Widen

Verkehrsplanung am dringlichsten: Grosse Onlineumfrage unter den Anwohnern ist ausgewertet

Rund 469 Fragebogen wurden ausgefüllt und retourniert. (Symbolbild)

Rund 469 Fragebogen wurden ausgefüllt und retourniert. (Symbolbild)

In der Gemeinde Widen wurde im November eine grosse Onlineumfrage durch­geführt. Nun liegen die Ergebnisse vor. Rund 90 Prozent der Um­frageteilnehmer sind mit der Verwaltung zufrieden oder sehr zufrieden.

Dem Gemeinderat Widen ist es ein Anliegen, die Stimmung in der Bevölkerung zu spüren. Deshalb hat er im November eine grosse Onlineumfrage durch­geführt. Im Mittelpunkt stand die Zufriedenheit der Wider mit dem Gemeinderat und der Verwaltung sowie verschiedene Themen aus dem gesellschaftlichen und politischen Leben in der Mutscheller Gemeinde mit rund 3800 Einwohnern.

«Erfreulicherweise wurden 469 Fragebogen ausgefüllt und retourniert, womit die Umfrage durchaus als repräsentativ eingestuft werden kann», teilt die Gemeindekanzlei mit. Die Teilnehmenden verteilen sich zu je etwa einem Drittel auf die Alterskategorien 30–49 Jahre, 50–65 Jahre und über 65 Jahre. Leider hätten praktisch keine unter 30-Jährigen an der Umfrage teilgenommen, heisst es weiter.

Kontakt mit der Kanzlei bevorzugt via Schalter

Für den Gemeinderat dürfte erfreulich sein, dass die Wider Bevölkerung mit seiner Arbeit einverstanden ist. 83 Prozent sind sehr zufrieden oder zufrieden. Allerdings müsse die Strategie des Rates noch etwas geschärft und besser kommuniziert werden, lautet einer der wenigen Kritikpunkte.

Auch der Verwaltung erteilen die Widerinnen und Wider gute Noten. Besonders hohe Akzeptanz und eine gute Beachtung fände die Website der Gemeinde. 90 Prozent der Um­frageteilnehmer sind mit der Verwaltung zufrieden oder sehr zufrieden. Erstaunlich ist, dass der häufigste Kontakt mit der Verwaltung noch immer über den Schalter abgehandelt wird. Rund 62 Prozent möchten darum auch in Zukunft persönlich am Schalter mit der Gemeinde kommunizieren können. Gefolgt von E-Mail und Telefon.

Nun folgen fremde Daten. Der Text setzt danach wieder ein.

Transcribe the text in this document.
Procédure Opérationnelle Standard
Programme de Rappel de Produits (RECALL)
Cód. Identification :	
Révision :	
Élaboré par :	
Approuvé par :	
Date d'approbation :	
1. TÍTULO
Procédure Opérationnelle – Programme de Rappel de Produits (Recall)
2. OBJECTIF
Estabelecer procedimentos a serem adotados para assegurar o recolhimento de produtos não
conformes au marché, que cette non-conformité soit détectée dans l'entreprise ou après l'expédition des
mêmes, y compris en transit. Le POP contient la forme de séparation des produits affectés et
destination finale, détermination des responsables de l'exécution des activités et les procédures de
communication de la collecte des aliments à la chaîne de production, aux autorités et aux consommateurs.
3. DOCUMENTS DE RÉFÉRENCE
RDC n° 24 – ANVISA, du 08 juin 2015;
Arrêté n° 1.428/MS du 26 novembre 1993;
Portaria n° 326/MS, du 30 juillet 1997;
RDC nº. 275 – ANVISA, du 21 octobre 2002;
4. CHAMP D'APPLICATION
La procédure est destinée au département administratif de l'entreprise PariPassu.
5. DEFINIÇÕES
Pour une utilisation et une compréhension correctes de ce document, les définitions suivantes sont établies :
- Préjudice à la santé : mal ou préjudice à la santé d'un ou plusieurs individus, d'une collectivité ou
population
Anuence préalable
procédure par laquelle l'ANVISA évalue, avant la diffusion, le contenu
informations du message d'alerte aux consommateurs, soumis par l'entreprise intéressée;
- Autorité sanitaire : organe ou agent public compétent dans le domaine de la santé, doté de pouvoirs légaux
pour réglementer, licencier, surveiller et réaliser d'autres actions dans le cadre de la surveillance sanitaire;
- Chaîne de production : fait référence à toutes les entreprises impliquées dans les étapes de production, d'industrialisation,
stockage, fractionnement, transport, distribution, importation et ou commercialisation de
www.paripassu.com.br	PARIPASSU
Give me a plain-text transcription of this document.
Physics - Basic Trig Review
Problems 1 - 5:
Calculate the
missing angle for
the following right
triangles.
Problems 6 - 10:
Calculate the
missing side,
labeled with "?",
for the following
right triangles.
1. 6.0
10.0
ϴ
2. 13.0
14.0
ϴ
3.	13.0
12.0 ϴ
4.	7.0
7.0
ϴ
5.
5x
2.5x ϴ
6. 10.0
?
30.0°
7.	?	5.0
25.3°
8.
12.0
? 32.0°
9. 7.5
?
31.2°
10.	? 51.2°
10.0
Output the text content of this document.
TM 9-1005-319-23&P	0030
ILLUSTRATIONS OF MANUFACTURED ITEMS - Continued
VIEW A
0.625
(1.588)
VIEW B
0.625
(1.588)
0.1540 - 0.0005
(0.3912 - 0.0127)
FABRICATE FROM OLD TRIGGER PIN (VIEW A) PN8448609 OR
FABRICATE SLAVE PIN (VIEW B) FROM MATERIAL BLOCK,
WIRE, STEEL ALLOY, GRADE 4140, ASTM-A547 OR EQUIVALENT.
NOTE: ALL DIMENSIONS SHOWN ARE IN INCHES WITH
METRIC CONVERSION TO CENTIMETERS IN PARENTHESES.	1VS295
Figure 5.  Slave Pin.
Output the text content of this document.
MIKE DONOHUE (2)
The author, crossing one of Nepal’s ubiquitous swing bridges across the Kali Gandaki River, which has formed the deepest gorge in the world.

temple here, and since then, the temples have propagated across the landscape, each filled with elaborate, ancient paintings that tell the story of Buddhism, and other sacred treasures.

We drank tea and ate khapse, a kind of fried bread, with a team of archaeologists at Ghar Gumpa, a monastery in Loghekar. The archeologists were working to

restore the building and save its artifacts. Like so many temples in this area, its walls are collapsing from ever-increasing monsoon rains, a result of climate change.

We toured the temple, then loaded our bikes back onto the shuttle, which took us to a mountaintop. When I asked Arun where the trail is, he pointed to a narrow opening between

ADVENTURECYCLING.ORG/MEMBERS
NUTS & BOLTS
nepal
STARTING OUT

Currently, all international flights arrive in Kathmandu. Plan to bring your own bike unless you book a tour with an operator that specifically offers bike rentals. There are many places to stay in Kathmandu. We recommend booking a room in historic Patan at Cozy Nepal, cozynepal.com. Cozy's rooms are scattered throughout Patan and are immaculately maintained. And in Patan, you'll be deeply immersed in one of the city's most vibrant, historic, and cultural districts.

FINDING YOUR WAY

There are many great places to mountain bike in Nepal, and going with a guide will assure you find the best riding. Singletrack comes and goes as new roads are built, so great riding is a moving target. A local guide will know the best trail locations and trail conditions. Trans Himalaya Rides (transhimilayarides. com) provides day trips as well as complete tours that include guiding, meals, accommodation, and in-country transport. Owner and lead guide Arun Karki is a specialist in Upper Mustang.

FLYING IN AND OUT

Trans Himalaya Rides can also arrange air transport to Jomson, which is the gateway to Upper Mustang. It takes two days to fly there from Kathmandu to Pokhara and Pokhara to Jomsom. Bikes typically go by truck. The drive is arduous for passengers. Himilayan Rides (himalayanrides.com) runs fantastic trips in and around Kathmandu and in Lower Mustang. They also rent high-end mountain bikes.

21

73 Prozent bevorzugen Auto als Hauptverkehrsmittel

Zwei von drei Befragten gaben an, dass sie selten oder nie an einer Gemeindeversammlung teilnehmen. Die Gründe für das Fernbleiben seien sehr vielfältig und wiesen keinen klaren Trend auf, schreibt die Verwaltung in der Auswertung.

Zudem wurde in 17 Themenbereichen gefragt, ob dringender, gelegentlicher oder kein Handlungsbedarf bestehe. Den mit Abstand grössten Handlungsbedarf sehen die Befragten bei der Verkehrsplanung wie beispielsweise dem Mutschellen-Knoten. «Diese Dringlichkeit kann vielleicht auch darin begründet werden, dass 73 Prozent das Auto als ihr Hauptverkehrsmittel bezeichnen», heisst es. Die nächst dringlichen Themen sind die Senkung des Energieverbrauches oder Dienstleistungen fürs Alter. Am wenigsten Handlungsbedarf sehen die Befragten beim Steuerfuss, bei der Sicherheit oder beim Fluglärm.

Der Gemeinderat und die Kanzlei werden nun die Inputs detailliert auswerten und prüfen sowie wenn möglich rasch umsetzen oder vertieft angehen und in die Legislaturziele 2022–2025 einfliessen lassen.